Best for: Manufacturers needing monolithic, high-reflectivity-metal parts (copper, precious metals) for thermal management in EVs, data centers, or aerospace — not for buyers chasing maximum build envelope.

TCT Asia 2026 metal AM stories comparison visual

How to Choose: What These Stories Actually Tell Buyers

Build volume and laser count are no longer the differentiator. As one show report put it, the era of competing on specs alone is over. If you’re evaluating systems based purely on a comparison table, you’re asking last year’s question — production economics, automation, and application proof now matter more.

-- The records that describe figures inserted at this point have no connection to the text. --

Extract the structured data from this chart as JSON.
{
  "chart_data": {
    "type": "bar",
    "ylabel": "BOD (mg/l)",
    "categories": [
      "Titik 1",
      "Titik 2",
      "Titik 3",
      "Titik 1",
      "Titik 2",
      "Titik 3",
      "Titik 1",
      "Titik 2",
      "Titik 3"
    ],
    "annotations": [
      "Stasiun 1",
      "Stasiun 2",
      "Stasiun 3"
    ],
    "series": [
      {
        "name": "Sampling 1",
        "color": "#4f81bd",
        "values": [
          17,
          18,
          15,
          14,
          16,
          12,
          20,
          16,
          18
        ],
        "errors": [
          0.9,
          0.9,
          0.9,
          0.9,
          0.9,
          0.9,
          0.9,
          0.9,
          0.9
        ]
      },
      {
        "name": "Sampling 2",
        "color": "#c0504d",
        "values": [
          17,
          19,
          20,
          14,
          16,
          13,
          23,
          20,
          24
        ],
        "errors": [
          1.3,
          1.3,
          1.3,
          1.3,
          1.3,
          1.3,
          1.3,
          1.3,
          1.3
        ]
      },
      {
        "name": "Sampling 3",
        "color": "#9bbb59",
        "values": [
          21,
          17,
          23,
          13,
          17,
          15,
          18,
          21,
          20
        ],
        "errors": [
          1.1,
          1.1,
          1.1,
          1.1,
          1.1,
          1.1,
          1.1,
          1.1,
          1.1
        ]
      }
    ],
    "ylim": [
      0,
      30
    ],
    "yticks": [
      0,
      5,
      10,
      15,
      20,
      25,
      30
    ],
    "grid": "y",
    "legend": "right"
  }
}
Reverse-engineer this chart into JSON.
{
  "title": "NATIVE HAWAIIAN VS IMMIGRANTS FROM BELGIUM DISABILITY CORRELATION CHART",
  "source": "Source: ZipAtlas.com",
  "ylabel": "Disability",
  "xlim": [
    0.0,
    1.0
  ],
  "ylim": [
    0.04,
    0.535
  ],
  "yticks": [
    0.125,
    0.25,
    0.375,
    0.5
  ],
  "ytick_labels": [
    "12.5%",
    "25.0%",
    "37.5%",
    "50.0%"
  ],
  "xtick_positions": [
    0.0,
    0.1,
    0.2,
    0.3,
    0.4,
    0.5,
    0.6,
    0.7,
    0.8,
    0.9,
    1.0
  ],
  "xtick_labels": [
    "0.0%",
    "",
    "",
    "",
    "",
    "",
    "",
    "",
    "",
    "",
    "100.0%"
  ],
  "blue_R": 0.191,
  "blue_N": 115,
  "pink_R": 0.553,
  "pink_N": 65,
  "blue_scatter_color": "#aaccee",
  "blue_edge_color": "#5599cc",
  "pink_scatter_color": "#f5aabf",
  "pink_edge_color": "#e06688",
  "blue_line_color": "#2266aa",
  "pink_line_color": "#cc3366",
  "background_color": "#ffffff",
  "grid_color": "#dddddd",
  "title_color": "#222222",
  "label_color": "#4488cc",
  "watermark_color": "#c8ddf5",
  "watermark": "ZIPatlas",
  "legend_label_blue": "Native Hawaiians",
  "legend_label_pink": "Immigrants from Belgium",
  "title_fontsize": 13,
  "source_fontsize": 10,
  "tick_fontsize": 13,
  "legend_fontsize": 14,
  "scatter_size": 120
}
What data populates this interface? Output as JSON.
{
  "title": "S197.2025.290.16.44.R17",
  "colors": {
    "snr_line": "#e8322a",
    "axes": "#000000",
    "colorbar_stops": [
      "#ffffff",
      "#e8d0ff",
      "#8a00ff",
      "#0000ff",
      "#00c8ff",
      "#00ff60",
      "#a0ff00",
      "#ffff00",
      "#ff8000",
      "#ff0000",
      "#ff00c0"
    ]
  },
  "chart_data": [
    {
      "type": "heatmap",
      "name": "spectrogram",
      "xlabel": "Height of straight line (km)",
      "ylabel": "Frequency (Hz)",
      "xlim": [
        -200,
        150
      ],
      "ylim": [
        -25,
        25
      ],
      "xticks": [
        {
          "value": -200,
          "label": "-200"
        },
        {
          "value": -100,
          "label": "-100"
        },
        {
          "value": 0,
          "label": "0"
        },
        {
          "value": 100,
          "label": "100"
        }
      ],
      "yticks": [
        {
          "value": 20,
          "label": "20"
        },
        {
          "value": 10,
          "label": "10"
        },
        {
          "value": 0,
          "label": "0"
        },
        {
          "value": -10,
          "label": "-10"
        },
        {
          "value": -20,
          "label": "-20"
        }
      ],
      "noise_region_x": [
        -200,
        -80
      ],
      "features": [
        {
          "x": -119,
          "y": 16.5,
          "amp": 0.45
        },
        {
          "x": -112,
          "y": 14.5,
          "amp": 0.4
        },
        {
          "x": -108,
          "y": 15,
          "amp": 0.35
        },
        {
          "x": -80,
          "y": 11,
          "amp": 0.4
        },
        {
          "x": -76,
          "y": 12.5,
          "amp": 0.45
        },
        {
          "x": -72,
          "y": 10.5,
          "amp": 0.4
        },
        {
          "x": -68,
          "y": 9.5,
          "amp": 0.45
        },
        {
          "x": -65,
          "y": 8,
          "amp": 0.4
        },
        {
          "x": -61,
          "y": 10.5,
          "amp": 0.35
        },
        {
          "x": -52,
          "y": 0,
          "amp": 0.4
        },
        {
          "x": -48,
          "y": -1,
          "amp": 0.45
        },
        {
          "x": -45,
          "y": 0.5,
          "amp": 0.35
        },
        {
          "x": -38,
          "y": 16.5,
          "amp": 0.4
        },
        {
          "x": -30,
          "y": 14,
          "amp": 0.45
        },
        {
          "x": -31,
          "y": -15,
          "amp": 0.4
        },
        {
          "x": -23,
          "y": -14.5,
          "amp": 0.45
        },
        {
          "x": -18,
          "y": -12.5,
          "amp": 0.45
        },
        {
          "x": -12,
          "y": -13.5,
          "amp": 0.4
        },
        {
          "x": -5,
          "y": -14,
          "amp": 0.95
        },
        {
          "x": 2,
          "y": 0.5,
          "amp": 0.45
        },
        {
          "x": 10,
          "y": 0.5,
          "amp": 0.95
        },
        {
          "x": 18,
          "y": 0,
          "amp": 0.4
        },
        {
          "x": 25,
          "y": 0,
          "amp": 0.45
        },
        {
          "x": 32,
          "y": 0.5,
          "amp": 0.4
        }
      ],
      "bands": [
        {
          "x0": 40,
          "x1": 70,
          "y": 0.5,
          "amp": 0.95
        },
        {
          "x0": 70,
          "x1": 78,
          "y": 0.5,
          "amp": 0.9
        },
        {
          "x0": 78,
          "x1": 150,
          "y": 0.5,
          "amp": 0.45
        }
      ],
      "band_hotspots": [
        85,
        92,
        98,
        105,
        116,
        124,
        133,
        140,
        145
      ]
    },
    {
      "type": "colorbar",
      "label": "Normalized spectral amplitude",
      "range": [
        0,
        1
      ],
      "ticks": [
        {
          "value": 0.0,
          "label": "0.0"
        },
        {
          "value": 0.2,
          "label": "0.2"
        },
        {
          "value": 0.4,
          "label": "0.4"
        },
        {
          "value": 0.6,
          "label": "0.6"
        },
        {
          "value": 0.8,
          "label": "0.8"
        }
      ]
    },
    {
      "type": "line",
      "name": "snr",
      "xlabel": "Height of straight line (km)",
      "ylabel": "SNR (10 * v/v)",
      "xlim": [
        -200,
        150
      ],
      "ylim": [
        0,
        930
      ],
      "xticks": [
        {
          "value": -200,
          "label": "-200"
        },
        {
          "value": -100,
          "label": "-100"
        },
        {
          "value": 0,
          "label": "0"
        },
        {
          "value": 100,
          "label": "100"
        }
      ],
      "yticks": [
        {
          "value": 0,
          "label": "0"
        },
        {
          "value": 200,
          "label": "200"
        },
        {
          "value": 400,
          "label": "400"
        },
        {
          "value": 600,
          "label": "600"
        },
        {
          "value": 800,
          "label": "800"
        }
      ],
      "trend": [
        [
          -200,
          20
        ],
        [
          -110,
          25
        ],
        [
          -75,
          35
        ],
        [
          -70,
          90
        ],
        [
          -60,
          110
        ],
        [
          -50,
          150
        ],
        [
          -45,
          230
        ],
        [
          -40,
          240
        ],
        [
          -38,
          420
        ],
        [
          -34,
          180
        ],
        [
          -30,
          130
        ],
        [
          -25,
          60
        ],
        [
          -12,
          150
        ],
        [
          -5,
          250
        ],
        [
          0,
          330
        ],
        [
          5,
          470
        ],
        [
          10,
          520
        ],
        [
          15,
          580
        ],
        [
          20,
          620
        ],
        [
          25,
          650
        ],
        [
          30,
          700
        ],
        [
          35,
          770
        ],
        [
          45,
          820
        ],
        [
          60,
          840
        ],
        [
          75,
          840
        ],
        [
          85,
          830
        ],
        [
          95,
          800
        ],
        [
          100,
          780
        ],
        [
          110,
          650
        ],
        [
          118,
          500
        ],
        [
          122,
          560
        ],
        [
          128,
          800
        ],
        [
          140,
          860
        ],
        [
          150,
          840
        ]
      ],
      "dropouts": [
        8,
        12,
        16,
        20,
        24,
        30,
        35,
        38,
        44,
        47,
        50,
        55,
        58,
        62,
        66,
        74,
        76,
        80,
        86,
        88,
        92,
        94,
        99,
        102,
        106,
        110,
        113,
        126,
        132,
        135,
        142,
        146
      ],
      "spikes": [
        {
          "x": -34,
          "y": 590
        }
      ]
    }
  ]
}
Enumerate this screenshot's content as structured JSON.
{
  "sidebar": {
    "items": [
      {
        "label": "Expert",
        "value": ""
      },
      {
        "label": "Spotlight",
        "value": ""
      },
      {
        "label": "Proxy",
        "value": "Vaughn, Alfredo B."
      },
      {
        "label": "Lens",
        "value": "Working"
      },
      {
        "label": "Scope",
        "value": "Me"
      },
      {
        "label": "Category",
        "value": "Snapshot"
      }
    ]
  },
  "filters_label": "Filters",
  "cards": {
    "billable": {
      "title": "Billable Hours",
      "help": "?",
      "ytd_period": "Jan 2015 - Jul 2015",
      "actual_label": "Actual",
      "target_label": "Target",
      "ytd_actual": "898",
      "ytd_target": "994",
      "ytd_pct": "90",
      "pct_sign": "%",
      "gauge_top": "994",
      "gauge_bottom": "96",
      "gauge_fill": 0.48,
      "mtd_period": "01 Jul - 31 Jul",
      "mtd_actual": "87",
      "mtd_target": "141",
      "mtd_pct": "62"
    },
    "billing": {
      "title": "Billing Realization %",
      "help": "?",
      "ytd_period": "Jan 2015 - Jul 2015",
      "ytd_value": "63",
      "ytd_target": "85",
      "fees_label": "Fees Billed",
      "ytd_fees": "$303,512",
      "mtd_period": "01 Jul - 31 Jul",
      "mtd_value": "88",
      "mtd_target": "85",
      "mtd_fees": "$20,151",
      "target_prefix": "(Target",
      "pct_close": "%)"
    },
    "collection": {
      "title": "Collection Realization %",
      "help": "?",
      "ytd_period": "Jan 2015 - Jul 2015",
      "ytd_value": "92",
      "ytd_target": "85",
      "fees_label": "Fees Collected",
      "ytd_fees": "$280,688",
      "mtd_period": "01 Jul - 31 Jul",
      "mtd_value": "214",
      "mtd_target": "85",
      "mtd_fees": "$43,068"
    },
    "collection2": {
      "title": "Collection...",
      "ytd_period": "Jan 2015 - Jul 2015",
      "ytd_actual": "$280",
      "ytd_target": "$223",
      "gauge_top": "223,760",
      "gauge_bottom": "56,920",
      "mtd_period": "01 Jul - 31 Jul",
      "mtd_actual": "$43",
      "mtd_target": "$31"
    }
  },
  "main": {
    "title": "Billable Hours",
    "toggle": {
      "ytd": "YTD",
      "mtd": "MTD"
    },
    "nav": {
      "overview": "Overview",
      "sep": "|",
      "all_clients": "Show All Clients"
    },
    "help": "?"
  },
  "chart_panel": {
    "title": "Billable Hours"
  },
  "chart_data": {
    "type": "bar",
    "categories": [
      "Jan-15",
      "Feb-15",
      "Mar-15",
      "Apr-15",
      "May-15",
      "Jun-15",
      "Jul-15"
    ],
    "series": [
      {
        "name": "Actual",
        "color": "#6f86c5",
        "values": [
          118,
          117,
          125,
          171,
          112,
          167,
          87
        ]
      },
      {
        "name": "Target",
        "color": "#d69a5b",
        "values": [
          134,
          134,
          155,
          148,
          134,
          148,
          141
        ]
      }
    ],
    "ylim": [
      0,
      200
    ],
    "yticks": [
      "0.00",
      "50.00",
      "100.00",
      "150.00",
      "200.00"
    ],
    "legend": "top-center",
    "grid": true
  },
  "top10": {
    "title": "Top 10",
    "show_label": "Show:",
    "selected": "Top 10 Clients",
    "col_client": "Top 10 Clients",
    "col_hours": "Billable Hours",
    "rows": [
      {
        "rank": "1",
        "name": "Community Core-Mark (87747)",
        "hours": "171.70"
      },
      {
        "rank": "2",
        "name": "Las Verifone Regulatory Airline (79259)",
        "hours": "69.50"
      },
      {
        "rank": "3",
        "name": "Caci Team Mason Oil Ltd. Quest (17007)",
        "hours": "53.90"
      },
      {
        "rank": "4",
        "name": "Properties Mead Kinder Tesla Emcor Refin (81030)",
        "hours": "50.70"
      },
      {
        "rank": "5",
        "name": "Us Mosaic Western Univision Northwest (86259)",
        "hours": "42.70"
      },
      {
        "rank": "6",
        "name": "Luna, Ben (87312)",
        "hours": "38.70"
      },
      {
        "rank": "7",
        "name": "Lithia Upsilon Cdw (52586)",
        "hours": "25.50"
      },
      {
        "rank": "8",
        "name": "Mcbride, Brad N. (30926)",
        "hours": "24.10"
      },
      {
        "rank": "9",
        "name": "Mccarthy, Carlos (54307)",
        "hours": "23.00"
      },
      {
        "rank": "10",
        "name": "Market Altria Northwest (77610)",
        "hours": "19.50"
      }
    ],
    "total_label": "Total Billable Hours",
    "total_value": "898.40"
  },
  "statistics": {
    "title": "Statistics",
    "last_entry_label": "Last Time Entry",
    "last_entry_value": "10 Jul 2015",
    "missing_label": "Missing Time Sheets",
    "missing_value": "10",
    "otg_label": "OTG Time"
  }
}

Demonstrator parts ≠ shipping products. Both the rocket engine and the precooler were computational-design showcases. Genuinely useful for understanding where the technology is headed, but not yet representative of what you’d be buying off a price list today.

Watch the partnerships, not just the machines. BLT’s Siemens agreement and the recurring LEAP 71 collaborations (with HBD, Farsoon, and previously SLM Solutions) suggest the next competitive axis is ecosystem integration — software, digital twins, computational design tools — not raw hardware specs.

Application specificity is the new selling point. Eplus3D’s hinge covers and Addireen’s AI cooling plates both point to the same trend: vendors increasingly lead with “here’s the exact production problem this solves” rather than “here’s how big our machine is.”

Geographic and cost context matters. Falling Chinese titanium powder prices (down roughly half from 2023 to 2024) are quietly doing as much to expand metal AM’s addressable market as any laser upgrade.


Final Verdict

The common thread across TCT Asia 2026’s top metal AM stories wasn’t a single “best” system — it was a visible shift from machine-centric to application- and ecosystem-centric competition. Eplus3D and the LEAP 71 collaborations pushed the limits of what can be printed in one piece; BLT’s Siemens partnership pushed the limits of what can be automated and integrated; Addireen pushed a niche material capability into a genuinely current application. For buyers, the more useful question isn’t “which machine is biggest” but “which of these stories matches the production problem I’m actually trying to solve.”


FAQs

What was the biggest metal AM story at TCT Asia 2026?

The LEAP 71 × HBD aerospike rocket engine — a 200 kN, one-meter-tall engine printed as a single monolithic Inconel 718 part over a continuous 289-hour build — drew the most attention on the show floor.

Can metal 3D printers handle pure copper?

Yes, using green laser technology (typically 515–532nm) rather than standard infrared. Companies like Addireen, BLT, and Germany’s Trumpf all offer green-laser systems that achieve significantly higher copper absorption than infrared lasers, avoiding the spatter and optics damage that copper otherwise causes.

Is metal additive manufacturing being used in consumer electronics?

Yes — Eplus3D presented titanium alloy hinge covers for Honor foldable smartphones as a production case study at TCT Asia 2026, and BLT has previously detailed similar work on foldable-phone hinges for other Chinese consumer electronics brands.

What’s the largest build volume shown at TCT Asia 2026?

Eplus3D previewed its EP-M3050, configurable with up to 256 lasers and capable of printing parts roughly 2.8 meters in scale, though this was shown as a preview rather than a shipping system.

When and where is the next TCT event in China?

TCT Shenzhen 2026 runs October 14–16, 2026, at the Shenzhen World Exhibition & Convention Center, Hall 15.